A deeper, condescending voice replied, "They have been manipulating this kind of footage for years. It's exactly what they want you to think, because everyone is too afraid to say the word 'Terrorist'. Plain and simple. This country, and this administration cannot afford another Nine-Eleven!"

Jean and Walter wrinkled their noses in unison as she searched for another station. As siblings, their thoughts and expressions were often in harmony. They were brought to the balcony by the behemoth's otherworldly keening, wearing faces of wonder as it passed overhead. People in the streets held hands to their heads, temporarily deafened by the bellow.

"... myriad possibilities, but most experts agree that it crashed due to some sort of navigation malfunction. Theories range from a rash of intense solar activity three weeks ago, to an overpopulation of communications satellites in orbit above Earth. One fact that could help determine the cause would be to conclude whether the object is organic or not."

A static shush overtook the program, forcing the siblings to find yet another channel. They looked warily at each other as they resumed the search, waiting for their father to join them from outside. The booming, overtly Southern drawl of a televangelist roared from the small speakers.

"Cans't thou draw out Leviathan with a hook? Or bore his jaw through with a thorn? Behold, the hope of him is in vain. Shall not one be cast down, even at the sight of him? Brothers and Sisters, this an Old Testament sign from an Old Testament God. An angry God. A God that will hold us accountable, Jehovah-Jireh!"

The preacher clipped his last words with unbridled enthusiasm. Father entered the room through the remnants of a sliding glass door, turned a slick gray by a duct tape patch job. All the windows in town had been blown out when the creature crashed, some smaller structures completely obliterated as the beast un-domed McGregor Mountain and turned Bighorn into a crater. The grizzled man threw a clipboard onto the worktable and made his way to a gun cabinet, unshelving a giant A-Square .557 Tyrannosaur, meant to take down Kodiak bears and rhinos. It was the largest caliber modern weapon a man could use with only his shoulder as a backstop.

"End o' the fucking world and that bastard is still begging for money." Father gestured to shut off the radio. He tapped the clipboard he had previously discarded. "They're all accounted for. Twenty-two Blackhawks, fifty-six Jeeps, thirteen Humvees, and three Lincolns. Gone as fast as they came in. And unless they sectioned the thing up Russian mob style and drove off with the pieces, it's still out on the range."

He continued trekking between the table and the weapon racks, bringing back a pair of thirty-aught-sixes and three flare guns.

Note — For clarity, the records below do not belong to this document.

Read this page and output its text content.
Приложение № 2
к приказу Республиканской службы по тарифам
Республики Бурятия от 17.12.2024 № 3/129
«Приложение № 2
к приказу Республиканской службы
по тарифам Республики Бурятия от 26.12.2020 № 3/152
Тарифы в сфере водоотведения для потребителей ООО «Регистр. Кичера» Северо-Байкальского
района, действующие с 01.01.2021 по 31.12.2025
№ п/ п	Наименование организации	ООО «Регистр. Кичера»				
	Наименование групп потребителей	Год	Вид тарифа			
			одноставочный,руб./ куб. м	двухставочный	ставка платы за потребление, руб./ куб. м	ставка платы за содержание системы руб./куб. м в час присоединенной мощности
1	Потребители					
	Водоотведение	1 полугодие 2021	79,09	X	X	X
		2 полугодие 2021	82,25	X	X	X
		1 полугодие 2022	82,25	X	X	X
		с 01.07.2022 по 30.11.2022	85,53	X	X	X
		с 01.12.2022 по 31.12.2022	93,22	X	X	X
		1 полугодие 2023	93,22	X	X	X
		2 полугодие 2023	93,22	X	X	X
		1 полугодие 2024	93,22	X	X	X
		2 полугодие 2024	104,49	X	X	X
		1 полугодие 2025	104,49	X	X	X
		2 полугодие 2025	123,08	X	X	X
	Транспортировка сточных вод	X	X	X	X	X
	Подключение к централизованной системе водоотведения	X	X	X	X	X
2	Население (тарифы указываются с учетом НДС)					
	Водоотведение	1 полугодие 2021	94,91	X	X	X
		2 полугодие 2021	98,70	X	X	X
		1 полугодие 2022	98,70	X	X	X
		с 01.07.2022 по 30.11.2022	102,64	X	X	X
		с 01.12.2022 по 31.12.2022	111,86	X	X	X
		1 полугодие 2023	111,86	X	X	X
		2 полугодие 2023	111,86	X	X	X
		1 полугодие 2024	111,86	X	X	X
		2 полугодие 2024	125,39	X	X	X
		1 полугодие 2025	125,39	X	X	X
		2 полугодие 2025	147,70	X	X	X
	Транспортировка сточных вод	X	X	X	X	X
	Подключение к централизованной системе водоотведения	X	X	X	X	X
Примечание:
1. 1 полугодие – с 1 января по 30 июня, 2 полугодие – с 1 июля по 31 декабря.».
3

One for each of them. Father looked the teens in the eyes as he spoke. "Those spooks don't give a good goddamn about us or our neighbors. We're gonna go find survivors or answers. Both if we're lucky." He kissed his children on the forehead then strode to the front door. "Mount up."

***

The jacked-up truck took a right, off Fall River Road and onto Lawn Lake Trail, which wound its way around Bighorn Mountain. Estes Park was a ghost town on the way out. Father drove slow to accommodate the pickup's wide berth and keep an eye out for the monster's final resting place. They had to brake hard near the river. The trail was blocked by exploded detritus that formed a star-shaped pattern back to ground zero. The three unpacked the bed of the truck, shouldered their supplies, and hoofed it up the mountainside.